Shows that surprise your eyes
Azimut – Fri Feb 27-Sun March 1 / Festival Theatre
La Merda – Thurs March 5-Sun March 8 / Space Theatre
Orbo Novo – Sat March 7-Sun March 8 / Festival Theatre
Described as a “physical meditation”, Azimut is a collaboration between award-winning French director Aurélien Bory and Le Groupe Acrobatique de Tanger. This Australian premiere feels like a masterful illusion, combining elements of dance, physical theatre and acrobatics to create something that will please your eyes as well as surprise them.

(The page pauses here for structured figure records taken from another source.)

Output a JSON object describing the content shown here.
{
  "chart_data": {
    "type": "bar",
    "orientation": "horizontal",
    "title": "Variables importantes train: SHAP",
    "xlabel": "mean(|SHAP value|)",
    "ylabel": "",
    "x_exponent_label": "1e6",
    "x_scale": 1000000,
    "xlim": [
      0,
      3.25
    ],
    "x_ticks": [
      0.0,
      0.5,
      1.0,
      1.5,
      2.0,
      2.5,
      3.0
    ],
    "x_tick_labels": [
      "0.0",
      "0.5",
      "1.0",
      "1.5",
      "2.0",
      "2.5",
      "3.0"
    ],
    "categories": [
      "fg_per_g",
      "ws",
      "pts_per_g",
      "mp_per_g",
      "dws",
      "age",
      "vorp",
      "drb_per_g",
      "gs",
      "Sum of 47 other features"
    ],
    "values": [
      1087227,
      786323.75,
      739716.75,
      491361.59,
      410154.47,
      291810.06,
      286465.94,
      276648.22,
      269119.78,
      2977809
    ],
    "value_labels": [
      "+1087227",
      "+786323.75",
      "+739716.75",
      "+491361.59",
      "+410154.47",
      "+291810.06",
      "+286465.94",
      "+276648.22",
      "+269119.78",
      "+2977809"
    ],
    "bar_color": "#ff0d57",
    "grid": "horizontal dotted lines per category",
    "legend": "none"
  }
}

Just as much a meditation on life, but in stark contrast to Azimut is La Merda – a raw, brutal, in your face onslaught of words, sounds and movement that depict the nature of modern society through the thoughts of Silvia Gallerano. This multi award-winning piece will penetrate your being, as Gallerano’s naked frame, desperate howls and echoing wails communicate thoughts, emotions and bigger issues on a whole new level.
Similarly, Orbo Novo, from the acclaimed Cedar Lake Dance Company, uses the physical medium of dance, paired with music, to convey the emotional and physical struggle of neuroanatomist Jill Bolte Taylor as she experiences a stroke. The subject matter lends itself well to the flow of the dancers, paired with violent jolts to convey the pain and the euphoria and ultimately the power of the mind.
Shows that challenge your head and your heart
Fela! The Concert – Thurs March 12-Sat March 14 / Festival Theatre
Nufonia Must Fall – Wed March 4-Sat March 7 / Dunstan Playhouse
Riverrun – Thurs Feb 26-Mon March 2 / Dunstan Playhouse
Fela! The Concert transports the audience to the Afrika Shrine nightclub in Nigeria, telling the story of Africa’s greatest musical icon and visionary, Fela Kuti. This version of the successful Broadway musical gives insight into Fela’s life as an activist and artist through projections of archive material interjected with vibrant, energetic performances of his revolutionary, Afrobeat music – a real feast for the senses.
Nufonia Must Fall, a live stage show from Eric San (otherwise known as Kid Koala), once again transports audiences to a distant world, a world where an out-of-work, out-of-date robot tries desperately to write the perfect love song. Originally a graphic novel, Nufonia Must Fall uses a cast of puppets, miniature sets and a string quartet to tell the heartfelt tale which has been known to provoke tears.
Finally, get swept up in the current of Riverrun, an adaptation of James Joyce’s Finnegan’s Wake in which director and sole performer Olwen Fouéré inhabits the voice of the river. Fouéré’s fierce, groundbreaking performance of Joyce’s ‘sound dance’ has been recognised internationally and will leave you utterly enthralled.